When these kinds of advocacy (above) take positions on
specific pieces of legislation, particularly pending legislation, they
become lobbying. For example, if the Alzheimer’s association mentioned
immediately above, took a position on pending legislation and asked for
health department officials’ support for their position, they would be
lobbying.

Lobbying

Definitions

  • “Lobbying” is virtually any advocacy activity aimed at influencing a “legislator’s” vote on specific legislation.
  • Legislator” refers to
     –Members of Congress or their staff
     –State legislators or their staff
     –Local legislative representatives (e.g., on county boards and city councils)
     –The public, in case of a ballot measure
     –Members of an organization (if asked to take action on legislation)
  • Legislation” is defined as action by a
    legislative body including the introduction, amendment, enactment,
    defeat or repeal of Acts, bills, resolutions, appropriations, and
    budgets. Also included are the U.S. Senate confirmations of executive
    and judicial branch nominees and proposed treaties that need U.S.
    Senate approval.

Direct Lobbying
Direct lobbying occurs when a
nonprofit organization attempts to influence specific legislation by
stating a position to a “legislator” or other government employee who
participates in the formulation of legislation.

  • Leaders from a nonprofit offer unsolicited testimony before the
    local city council meeting just before it was to vote on a proposed ban
    on soda in school vending machines.
  • A nonprofit sends a letter to the chair of the appropriation
    committee opposing certain budget cuts and proposing other budget
    increases.
  • There are four statutory exceptions:

Nonpartisan analysis, study or research – may have a point
of view but must provide a full and fair exposition of the underlying
facts to enable reader to form an independent opinion or conclusion on
the subject and be widely disseminated and not limited to people on one
side of an issue.

Request for technical advice or assistance – a written request from a legislative body that is available to all members of the requesting body.

Self-defense – communication on an action which could
impact an organization’s existence, powers, duties, tax-exempt status
or the deductibility of contributions to the organization.

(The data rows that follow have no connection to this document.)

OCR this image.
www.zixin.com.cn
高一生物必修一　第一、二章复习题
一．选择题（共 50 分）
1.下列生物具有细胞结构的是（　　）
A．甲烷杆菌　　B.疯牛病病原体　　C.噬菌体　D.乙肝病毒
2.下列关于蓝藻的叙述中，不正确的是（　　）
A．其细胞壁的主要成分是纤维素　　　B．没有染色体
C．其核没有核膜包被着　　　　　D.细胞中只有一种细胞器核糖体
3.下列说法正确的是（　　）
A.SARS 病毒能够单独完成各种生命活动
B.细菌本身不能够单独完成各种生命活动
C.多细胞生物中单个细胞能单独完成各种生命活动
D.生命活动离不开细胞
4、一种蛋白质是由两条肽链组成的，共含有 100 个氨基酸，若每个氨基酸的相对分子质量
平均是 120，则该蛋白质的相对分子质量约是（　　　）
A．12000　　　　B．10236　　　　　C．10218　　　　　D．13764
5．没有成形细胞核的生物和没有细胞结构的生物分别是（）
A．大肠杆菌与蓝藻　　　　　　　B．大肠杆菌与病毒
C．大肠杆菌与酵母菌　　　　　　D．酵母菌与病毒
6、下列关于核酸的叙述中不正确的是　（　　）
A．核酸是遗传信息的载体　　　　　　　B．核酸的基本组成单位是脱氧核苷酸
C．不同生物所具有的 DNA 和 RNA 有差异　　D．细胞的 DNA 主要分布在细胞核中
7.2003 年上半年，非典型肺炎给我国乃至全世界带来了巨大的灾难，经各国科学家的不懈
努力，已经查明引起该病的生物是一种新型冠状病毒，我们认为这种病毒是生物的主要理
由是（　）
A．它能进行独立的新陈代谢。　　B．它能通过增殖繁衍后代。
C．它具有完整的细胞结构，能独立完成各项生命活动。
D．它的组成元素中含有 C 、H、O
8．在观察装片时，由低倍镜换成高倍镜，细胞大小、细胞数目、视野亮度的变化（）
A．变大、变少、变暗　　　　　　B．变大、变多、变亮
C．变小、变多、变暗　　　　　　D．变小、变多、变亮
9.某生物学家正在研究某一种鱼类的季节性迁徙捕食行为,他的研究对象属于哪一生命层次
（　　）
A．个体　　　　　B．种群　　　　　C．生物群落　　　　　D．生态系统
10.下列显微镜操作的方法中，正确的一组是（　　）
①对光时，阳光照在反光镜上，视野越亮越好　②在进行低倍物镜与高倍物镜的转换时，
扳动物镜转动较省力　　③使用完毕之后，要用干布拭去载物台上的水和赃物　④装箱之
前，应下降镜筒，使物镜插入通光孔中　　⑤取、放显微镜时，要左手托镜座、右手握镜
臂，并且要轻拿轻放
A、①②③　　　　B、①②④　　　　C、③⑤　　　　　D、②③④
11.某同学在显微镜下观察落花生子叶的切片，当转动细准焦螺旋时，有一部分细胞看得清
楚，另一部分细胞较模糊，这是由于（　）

Discussion of broad, social, economic, and similar problems
– discussion on general topics which may be the subject of specific
legislation but must not refer to specific legislation or directly
encourage action.

Grass Roots Lobbying
Grass roots lobbying occurs when a nonprofit organization urges the general public to take action on specific legislation.

For example, MADD organizes a massive “call or write your governor
and senate president campaign” to urge toughening a state drunk-driving
law.

Key indicators of Grass Roots Lobbying:

  • Relates to specific legislation
  • Reflects a point of view on the legislation’s merits
  • Encourages the general public to contact legislators

Lobbying is Legal and Important

The term “lobbying” carries negative connotations for many people
because it may raise the specter of violating federal law and losing
tax-exempt status, or because it is often associated with scandals
involving paid lobbyists representing corporate interests. Nonetheless,
lobbying by nonprofit organizations exempt under 501(c)3 of the
Internal Revenue Code is a legal and acceptable activity that is often
essential to creating good public policy and stronger, more democratic
communities.


One response to “Arts Advocacy as a Double-Edged Sword, Part Two: What is Advocacy Anyway?”

  1. Thanks, Richard. As a pair, your latest post and Jane’s provide a succinct beginning course in Arts Ed Advocacy, addressing the basics of both the how (your post) and the why (Jane’s).
    When thinking of new initiatives and new strategies, I always ask myself: “Who’s been successful in this type of endeavor, and what did they do? Are their strategies applicable to mine?”
    So: as advocates for arts education, who provides examples of success that we should look to? Arts advocates and/or reform education advocates? Advocates for other “social programs”? Science and business advocates?